Bolsonaro já criticou em edições anteriores perguntas que abordavam racismo e homofobia. Neste ano, ele reclamou de uma questão que comparava os salários dos jogadores Marta e Neymar.
"Você vê as provas do Enem. O banco de questões do Enem não é do meu governo ainda, é de governos anteriores. Tem questões ali ridículas ainda, ridículas", disse Bolsonaro na ocasião.
Em 2019, no primeiro ano do governo Bolsonaro, o Inep criou uma comissão para censura ideológica de temas no banco de itens, que agrupa as questões usadas nos exames federais. O Inep nunca divulgou quais temas e questões foram barrados.
No entanto, parecer da comissão mostra que foi sugerido a troca do termo "ditadura" por "regime militar" em um item da área de Linguagens. O documento foi divulgado pelo jornal O Globo e confirmado pela reportagem.
A comissão vetou 66 perguntas que foram avaliadas como tendo "abordagens controversas" e "teor ofensivo". Os itens condenados estão, principalmente, nas áreas de ciências humanas e linguagens, 29 e 28 itens respectivamente. Outros 5 eram de ciências da natureza e 4, de matemática.

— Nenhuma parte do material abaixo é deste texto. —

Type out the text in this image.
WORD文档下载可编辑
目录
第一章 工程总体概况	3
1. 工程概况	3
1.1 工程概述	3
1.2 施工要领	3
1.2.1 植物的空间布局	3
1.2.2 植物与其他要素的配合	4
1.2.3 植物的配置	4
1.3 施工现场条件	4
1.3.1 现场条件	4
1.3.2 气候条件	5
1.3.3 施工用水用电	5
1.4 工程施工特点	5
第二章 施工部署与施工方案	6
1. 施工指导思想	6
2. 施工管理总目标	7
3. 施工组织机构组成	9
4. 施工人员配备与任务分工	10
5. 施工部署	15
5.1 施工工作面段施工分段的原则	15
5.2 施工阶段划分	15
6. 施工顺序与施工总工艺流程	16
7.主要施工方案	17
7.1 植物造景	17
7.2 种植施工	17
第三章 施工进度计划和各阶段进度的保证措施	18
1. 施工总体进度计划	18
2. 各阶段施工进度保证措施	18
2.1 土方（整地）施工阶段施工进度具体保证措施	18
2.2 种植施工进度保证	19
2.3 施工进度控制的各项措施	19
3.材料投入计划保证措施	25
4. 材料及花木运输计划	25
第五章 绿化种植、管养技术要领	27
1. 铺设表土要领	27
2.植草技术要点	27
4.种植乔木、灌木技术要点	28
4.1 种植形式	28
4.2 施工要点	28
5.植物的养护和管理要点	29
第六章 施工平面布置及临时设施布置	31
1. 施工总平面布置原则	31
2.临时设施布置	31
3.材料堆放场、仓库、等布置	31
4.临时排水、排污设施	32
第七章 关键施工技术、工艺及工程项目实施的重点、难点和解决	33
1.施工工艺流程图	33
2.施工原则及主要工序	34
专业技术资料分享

A criação da comissão veio a pedido de Bolsonaro, que antes acumula críticas, de teor ideológico, sobre questões do Enem. As duas edições do exame a cargo deste governo deixaram de contar, de forma inédita, com perguntas sobre a ditadura militar no Brasil (1964-1985), período marcado por restrições civis e tortura, mas elogiado e defendido por Bolsonaro e apoiadores.
Bolsonaro tem um discurso de minimização do racismo, problema que ele já disse que não existe no país.